Photo credit: Daniel Carlson I’d just ordered my first drink when I was tapped on the shoulder and turned to find a blonde in a bikini top and boy shorts, perched atop clear heels, smiling and telling me her name was Lindsey. She clutched a wad of blue raffle tickets in one hand as she offered me the other to shake, then asked if I wanted to buy a set of tickets for $5. She said she was running a drawing for a bucket of beer or something. I honestly had no idea how to respond, but in the interest of this here column, and seeing what would happen, I said yes. (If I won, I planned on giving the prize away anyway.) This led to probably the weirdest moment of the night: I didn’t have cash on me, so the bartender added $5 to my tab and slid me some bills, which meant I had to pivot on my stool and hand the how-is-this-not-a-stripper a wad of singles. At happy hour on a Wednesday. This is not a thing you want to experience.
Photo credit: Daniel Carlson I passed most of the night drinking at the bar, watching the clumps of guys come up and talk to Lindsey, who treated them all with the bright, fake cheer of professional dancers nationwide. The guy next to me was content to just drink. The juke pumped out the kind of fratty strip rock that perfectly suited the predatory air; between “It’s Been Awhile” and “Kryptonite,” I half expected Lindsey to start doing things way above my pay grade.
I distracted myself by trying to figure out how the bartender got the job. She was older, Asian, and tiny: the bar practically came up to her sternum, and it seemed like she could barely lean over it between its height and the half-dozen graying Igloo coolers full of beer at her feet. At one point, a girl in her 20s joined her who was also Asian. I thought very briefly about asking if they were related or if it was just a coincidence, but then I’m just a racist in an old blue hoodie holding a raffle ticket he bought from a stripper who freelances for a beer company, and it seems like that’s pretty much the point of no return.

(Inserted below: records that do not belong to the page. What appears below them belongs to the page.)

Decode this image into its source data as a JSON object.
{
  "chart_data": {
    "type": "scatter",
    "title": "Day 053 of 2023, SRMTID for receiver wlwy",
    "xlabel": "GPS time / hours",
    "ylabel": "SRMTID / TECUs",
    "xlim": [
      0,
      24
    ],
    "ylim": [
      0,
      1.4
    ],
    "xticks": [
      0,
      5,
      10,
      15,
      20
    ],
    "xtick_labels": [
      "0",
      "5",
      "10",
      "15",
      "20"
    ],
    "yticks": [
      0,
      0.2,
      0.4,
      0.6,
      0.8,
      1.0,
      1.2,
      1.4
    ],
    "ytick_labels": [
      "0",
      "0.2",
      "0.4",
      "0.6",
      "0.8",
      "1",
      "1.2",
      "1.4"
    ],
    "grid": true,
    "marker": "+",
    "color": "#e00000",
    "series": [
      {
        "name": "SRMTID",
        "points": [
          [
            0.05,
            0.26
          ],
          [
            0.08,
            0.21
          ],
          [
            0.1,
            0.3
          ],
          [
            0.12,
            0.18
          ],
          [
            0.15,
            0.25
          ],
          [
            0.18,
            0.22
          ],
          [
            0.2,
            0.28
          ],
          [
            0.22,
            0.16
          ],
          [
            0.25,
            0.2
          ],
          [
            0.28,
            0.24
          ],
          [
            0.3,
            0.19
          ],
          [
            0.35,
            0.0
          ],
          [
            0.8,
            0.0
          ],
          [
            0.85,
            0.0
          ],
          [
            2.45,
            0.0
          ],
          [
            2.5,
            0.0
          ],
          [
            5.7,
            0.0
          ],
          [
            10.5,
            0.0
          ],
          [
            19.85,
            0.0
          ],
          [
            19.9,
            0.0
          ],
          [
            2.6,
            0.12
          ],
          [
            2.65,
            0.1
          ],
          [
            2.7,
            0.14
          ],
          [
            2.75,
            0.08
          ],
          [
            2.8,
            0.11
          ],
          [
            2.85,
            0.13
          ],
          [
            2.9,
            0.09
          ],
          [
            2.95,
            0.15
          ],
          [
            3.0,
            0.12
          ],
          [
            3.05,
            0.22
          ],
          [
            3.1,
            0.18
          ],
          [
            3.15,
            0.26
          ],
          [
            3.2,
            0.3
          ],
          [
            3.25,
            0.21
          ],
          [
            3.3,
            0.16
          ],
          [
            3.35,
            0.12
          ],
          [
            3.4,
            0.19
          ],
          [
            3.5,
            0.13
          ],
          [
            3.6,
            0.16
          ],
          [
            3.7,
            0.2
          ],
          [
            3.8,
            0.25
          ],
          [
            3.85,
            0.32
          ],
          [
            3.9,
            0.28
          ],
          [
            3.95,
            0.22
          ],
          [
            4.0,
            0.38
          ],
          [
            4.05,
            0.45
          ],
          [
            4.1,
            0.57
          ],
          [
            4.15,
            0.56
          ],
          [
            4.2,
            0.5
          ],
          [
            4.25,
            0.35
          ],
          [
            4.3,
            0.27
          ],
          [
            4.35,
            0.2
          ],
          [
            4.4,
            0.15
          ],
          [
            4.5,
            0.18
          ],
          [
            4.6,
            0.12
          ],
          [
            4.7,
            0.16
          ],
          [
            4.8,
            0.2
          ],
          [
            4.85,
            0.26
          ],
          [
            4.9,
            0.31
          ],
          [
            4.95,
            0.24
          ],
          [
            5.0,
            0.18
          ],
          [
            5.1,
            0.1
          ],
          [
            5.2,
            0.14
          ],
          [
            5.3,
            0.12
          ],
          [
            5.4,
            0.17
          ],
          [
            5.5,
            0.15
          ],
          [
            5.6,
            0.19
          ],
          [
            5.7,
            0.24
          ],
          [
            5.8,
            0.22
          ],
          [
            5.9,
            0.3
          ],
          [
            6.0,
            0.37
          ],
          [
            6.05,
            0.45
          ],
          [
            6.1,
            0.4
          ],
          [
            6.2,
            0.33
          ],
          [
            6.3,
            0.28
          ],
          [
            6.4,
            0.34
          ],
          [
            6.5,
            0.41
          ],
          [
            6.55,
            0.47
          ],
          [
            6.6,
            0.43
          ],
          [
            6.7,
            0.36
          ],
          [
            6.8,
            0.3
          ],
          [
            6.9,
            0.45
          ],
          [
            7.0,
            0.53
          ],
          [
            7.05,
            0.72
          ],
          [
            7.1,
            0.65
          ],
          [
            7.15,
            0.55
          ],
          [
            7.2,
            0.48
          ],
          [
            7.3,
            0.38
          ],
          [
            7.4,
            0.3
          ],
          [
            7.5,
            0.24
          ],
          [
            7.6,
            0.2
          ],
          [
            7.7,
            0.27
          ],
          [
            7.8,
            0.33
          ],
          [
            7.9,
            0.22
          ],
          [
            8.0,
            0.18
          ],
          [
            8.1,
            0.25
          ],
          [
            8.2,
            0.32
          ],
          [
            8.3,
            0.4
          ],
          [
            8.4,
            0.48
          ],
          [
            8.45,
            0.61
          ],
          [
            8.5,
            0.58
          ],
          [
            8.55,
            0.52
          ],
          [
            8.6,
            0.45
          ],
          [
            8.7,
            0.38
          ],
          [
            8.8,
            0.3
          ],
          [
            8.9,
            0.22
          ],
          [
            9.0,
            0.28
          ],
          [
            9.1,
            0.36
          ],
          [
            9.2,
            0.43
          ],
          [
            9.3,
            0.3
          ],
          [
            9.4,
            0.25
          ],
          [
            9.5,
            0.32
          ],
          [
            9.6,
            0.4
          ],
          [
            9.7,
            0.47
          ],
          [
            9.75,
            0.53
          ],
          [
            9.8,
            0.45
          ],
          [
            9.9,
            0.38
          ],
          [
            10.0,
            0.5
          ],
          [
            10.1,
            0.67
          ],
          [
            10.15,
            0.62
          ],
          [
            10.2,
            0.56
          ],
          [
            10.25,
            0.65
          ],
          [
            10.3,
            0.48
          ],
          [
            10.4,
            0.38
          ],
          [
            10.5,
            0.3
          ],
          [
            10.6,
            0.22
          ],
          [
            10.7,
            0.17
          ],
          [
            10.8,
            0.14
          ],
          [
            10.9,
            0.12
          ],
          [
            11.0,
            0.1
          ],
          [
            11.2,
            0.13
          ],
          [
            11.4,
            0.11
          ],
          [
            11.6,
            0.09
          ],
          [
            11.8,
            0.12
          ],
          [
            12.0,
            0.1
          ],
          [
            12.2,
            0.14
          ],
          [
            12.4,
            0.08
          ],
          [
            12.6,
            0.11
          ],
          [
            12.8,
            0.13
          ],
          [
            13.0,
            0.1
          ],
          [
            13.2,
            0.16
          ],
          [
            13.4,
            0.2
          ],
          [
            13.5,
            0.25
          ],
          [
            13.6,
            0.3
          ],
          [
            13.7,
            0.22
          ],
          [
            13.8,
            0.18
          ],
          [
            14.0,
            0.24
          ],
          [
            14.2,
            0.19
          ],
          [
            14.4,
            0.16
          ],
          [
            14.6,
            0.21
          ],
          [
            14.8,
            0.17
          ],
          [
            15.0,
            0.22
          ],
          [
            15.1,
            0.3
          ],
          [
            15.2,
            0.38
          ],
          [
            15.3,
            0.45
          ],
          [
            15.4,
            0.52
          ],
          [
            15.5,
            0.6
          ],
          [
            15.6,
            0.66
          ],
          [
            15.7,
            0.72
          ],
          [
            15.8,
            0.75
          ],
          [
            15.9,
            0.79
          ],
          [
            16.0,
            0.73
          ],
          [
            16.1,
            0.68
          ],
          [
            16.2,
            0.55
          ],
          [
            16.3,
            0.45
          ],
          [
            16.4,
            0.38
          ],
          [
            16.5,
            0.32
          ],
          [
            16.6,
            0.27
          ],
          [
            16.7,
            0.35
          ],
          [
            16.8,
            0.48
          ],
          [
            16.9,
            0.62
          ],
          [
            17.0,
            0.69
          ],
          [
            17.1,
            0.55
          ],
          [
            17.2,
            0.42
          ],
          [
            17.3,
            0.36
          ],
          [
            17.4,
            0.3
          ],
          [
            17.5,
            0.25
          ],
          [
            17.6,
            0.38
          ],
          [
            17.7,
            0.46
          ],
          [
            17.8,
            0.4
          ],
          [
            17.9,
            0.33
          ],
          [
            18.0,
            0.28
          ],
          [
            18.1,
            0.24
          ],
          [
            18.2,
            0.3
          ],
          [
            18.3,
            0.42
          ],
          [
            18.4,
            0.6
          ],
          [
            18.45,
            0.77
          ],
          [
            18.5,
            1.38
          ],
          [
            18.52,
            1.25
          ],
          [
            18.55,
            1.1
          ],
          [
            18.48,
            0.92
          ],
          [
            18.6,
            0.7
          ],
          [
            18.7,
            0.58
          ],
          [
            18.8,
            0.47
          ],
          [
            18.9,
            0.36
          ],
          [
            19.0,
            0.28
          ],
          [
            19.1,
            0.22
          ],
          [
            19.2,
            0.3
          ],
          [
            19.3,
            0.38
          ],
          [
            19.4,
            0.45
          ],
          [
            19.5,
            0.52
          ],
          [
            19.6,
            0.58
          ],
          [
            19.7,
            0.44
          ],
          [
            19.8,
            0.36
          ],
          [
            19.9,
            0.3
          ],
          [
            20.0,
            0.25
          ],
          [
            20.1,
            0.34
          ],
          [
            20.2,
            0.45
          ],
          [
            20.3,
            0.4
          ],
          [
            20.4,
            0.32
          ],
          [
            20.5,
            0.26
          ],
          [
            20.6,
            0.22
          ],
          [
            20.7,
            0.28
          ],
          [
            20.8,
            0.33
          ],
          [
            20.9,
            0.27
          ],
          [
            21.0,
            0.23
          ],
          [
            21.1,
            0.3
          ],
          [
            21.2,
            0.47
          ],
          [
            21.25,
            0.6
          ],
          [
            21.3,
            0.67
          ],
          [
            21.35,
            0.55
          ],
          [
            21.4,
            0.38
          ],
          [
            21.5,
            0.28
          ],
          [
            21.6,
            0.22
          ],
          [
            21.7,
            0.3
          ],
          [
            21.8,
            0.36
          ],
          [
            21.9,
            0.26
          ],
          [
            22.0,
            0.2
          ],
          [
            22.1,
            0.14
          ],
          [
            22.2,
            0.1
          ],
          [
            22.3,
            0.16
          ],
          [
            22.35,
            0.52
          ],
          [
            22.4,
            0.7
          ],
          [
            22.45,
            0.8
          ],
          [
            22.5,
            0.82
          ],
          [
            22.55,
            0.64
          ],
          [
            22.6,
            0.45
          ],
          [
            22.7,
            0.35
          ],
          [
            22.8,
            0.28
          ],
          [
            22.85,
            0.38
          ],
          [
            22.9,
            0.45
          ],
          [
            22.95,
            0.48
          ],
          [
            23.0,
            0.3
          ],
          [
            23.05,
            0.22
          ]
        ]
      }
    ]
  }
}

Photo credit: Daniel Carlson
The bottom line: I didn’t win. I asked Lindsey who she worked for, and all I got was that she didn’t work for the bar, and she also told me that there would be two girls there on Friday, so I guess she moonlights for Bud Light or something. I’m usually a (slightly) better reporter, but I think I scared her off asking directly for information like that. Maybe she thought I was vice or something.
Buffalo Fred’s wasn’t alienating or anything; on the contrary, the mustachioed dudes tearing it up there seemed to be regulars, or at least all know each other. But it’s just a completely run-of-the-mill, bland sports bar/roadhouse. It’s long on clichés and short on genuine personality. And really, if this is the kind of thrill you’re seeking, just stay home with a sixer of PBR and some Cinemax. It’s cheaper.
This is the location of the original Beaver's Ice House. Louis Beaver ran the place with his girlfriend until about 1993 or so.
He then sold the place to "Buffalo Fred" who is Vietnamese. I would guess the bartender is his wife or sister or niece or something.
The waitresses there used to work in their underwear.
It is a real icehouse. There are not many left.
She is his sister...very good friends of mine
Oh, and Louis Beaver went over to where the current Beaver's Ice House is located, and opened THAT as an Ice House, but died of a heart attack on opening weekend.
After they closed, Monica found the place, opened her BBQ joint, but kept the name.
You are horribly wrong about Louis Beaver. He did not die of a heart attack on opening weekend of the Beavers on Sawyer. You obviously did not know him at all.